Now he looked through the window of Anna’s empty bedroom, through the open doorway to the lit corridor, wondering whether Alicia was speaking with her father. Were they talking about the boy next door, fearing what he had seen?
There was a single rap on the door behind him and Gus’s uncle stepped into the bedroom. Joe Crow was a heavyset man with broad shoulders and a narrow waist, half an inch shorter than his nephew but twice his mass. Wrinkles ran in lines from his small, dark eyes to the edges of his hairless scalp as he surveyed the scene before him.
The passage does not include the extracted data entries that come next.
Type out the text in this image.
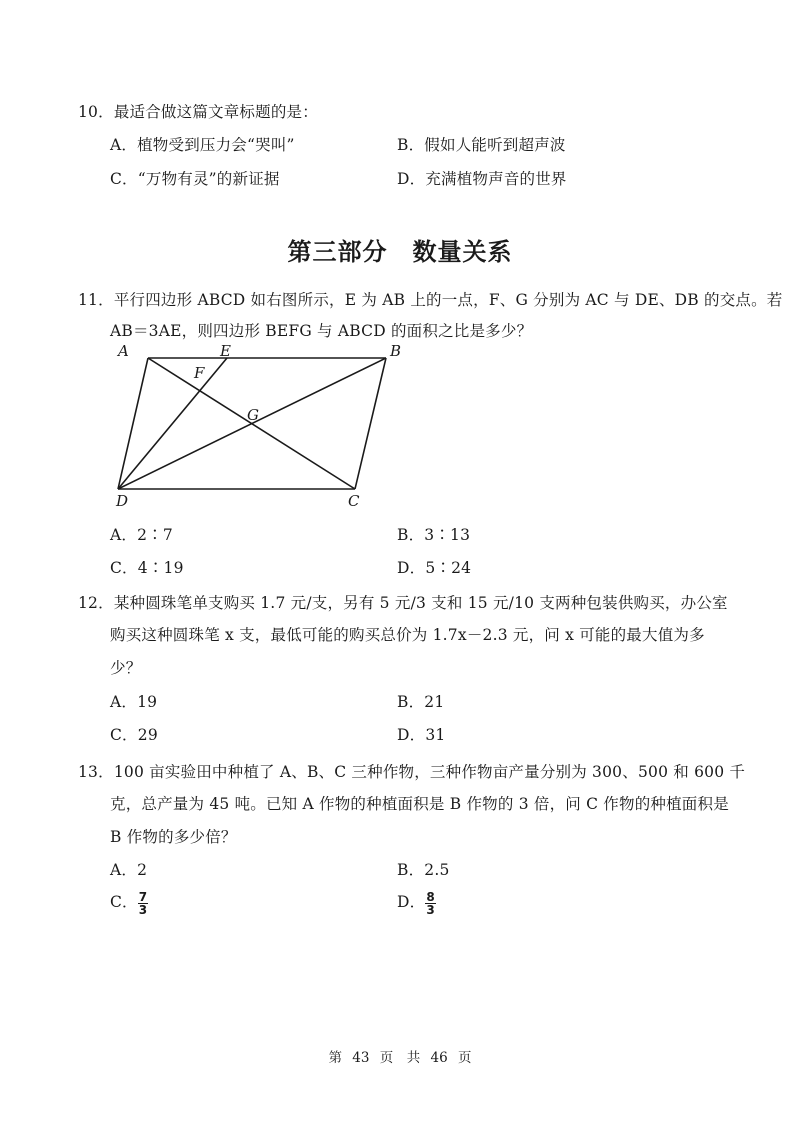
10．最适合做这篇文章标题的是：
A．植物受到压力会“哭叫”	B．假如人能听到超声波
C．“万物有灵”的新证据	D．充满植物声音的世界
第三部分　数量关系
11．平行四边形 ABCD 如右图所示，E 为 AB 上的一点，F、G 分别为 AC 与 DE、DB 的交点。若
AB＝3AE，则四边形 BEFG 与 ABCD 的面积之比是多少？
A	E	B
F
G
D	C
A．2∶7	B．3∶13
C．4∶19	D．5∶24
12．某种圆珠笔单支购买 1.7 元/支，另有 5 元/3 支和 15 元/10 支两种包装供购买，办公室
购买这种圆珠笔 x 支，最低可能的购买总价为 1.7x－2.3 元，问 x 可能的最大值为多
少？
A．19	B．21
C．29	D．31
13．100 亩实验田中种植了 A、B、C 三种作物，三种作物亩产量分别为 300、500 和 600 千
克，总产量为 45 吨。已知 A 作物的种植面积是 B 作物的 3 倍，问 C 作物的种植面积是
B 作物的多少倍？
A．2	B．2.5
C． $\frac{7}{3}$	D． $\frac{8}{3}$
第 43 页　共 46 页
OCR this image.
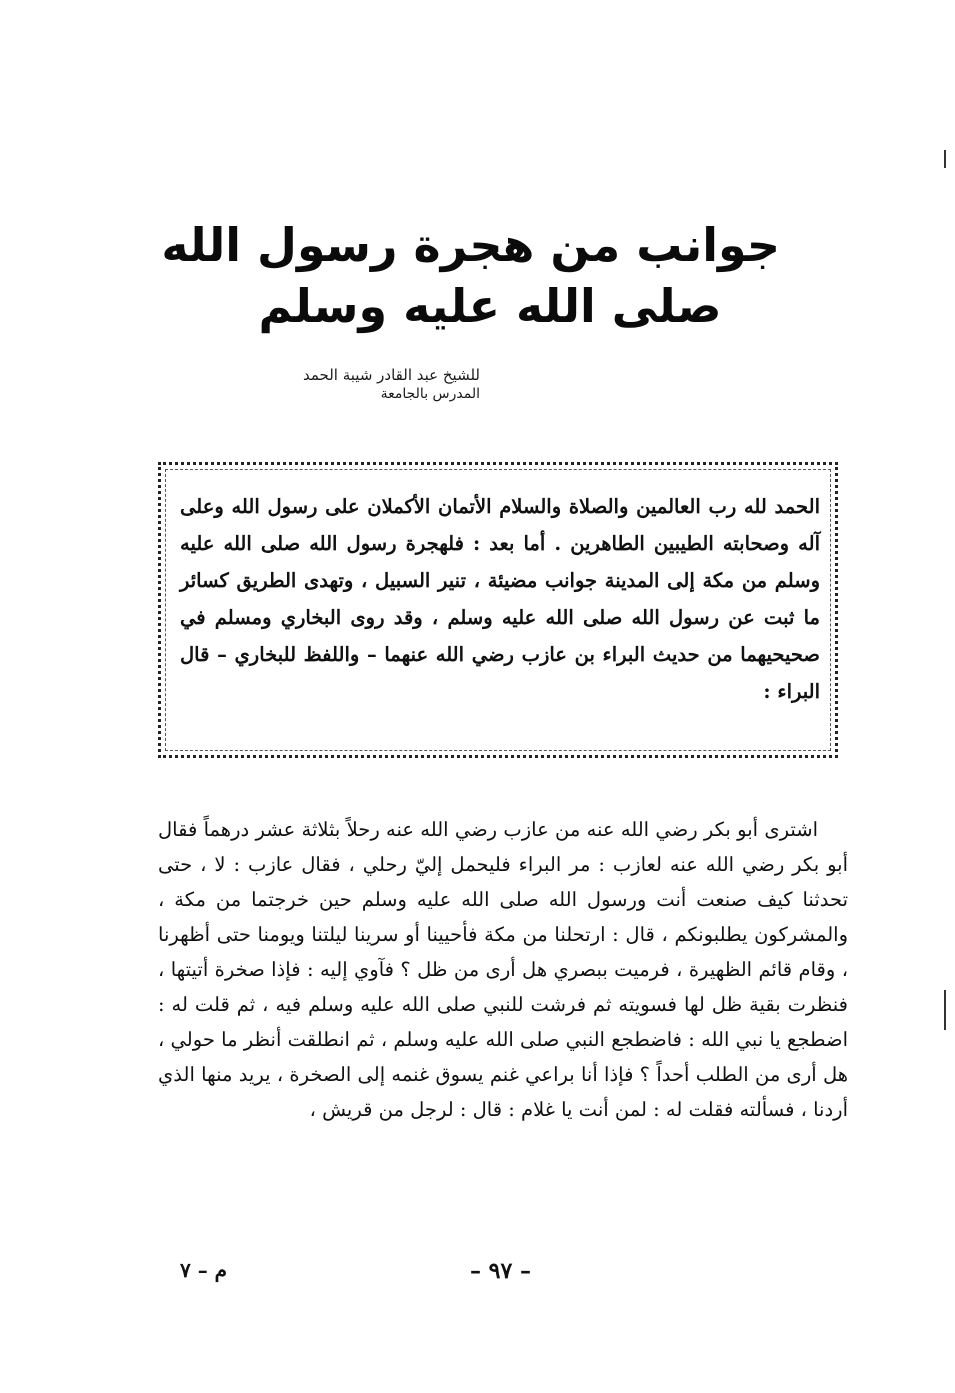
جوانب من هجرة رسول الله
صلى الله عليه وسلم
للشيخ عبد القادر شيبة الحمد
المدرس بالجامعة
الحمد لله رب العالمين والصلاة والسلام الأتمان الأكملان على رسول الله وعلى آله وصحابته الطيبين الطاهرين . أما بعد : فلهجرة رسول الله صلى الله عليه وسلم من مكة إلى المدينة جوانب مضيئة ، تنير السبيل ، وتهدى الطريق كسائر ما ثبت عن رسول الله صلى الله عليه وسلم ، وقد روى البخاري ومسلم في صحيحيهما من حديث البراء بن عازب رضي الله عنهما – واللفظ للبخاري – قال البراء :

اشترى أبو بكر رضي الله عنه من عازب رضي الله عنه رحلاً بثلاثة عشر درهماً فقال أبو بكر رضي الله عنه لعازب : مر البراء فليحمل إليّ رحلي ، فقال عازب : لا ، حتى تحدثنا كيف صنعت أنت ورسول الله صلى الله عليه وسلم حين خرجتما من مكة ، والمشركون يطلبونكم ، قال : ارتحلنا من مكة فأحيينا أو سرينا ليلتنا ويومنا حتى أظهرنا ، وقام قائم الظهيرة ، فرميت ببصري هل أرى من ظل ؟ فآوي إليه : فإذا صخرة أتيتها ، فنظرت بقية ظل لها فسويته ثم فرشت للنبي صلى الله عليه وسلم فيه ، ثم قلت له : اضطجع يا نبي الله : فاضطجع النبي صلى الله عليه وسلم ، ثم انطلقت أنظر ما حولي ، هل أرى من الطلب أحداً ؟ فإذا أنا براعي غنم يسوق غنمه إلى الصخرة ، يريد منها الذي أردنا ، فسألته فقلت له : لمن أنت يا غلام : قال : لرجل من قريش ،

م – ٧	– ٩٧ –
His irritable gaze drifted from the pile of clothes at his feet to the unopened boxes before settling on the desk against the wall. Amongst the spoils of an upturned bag—mobile phone charger, micro-USB cable, half-finished pack of chewing gum, house keys—he spotted the cover of Anna’s book. Gus turned from the window as his uncle crossed the room in two strides. Keys slid, jangling to the floor, as Joe snatched the book from the desk.
‘Where’d you get this?’ he asked, eyeing Lucid Dreaming: A Beginner’s Guide as though it were a magazine filled with obscene material. Gus took a glance at the pristine, navy Surrey Police uniform and grinned, ready to be arrested for possession of dangerous goods. He sat on the bed with his legs crossed beneath him and his hands on his knees.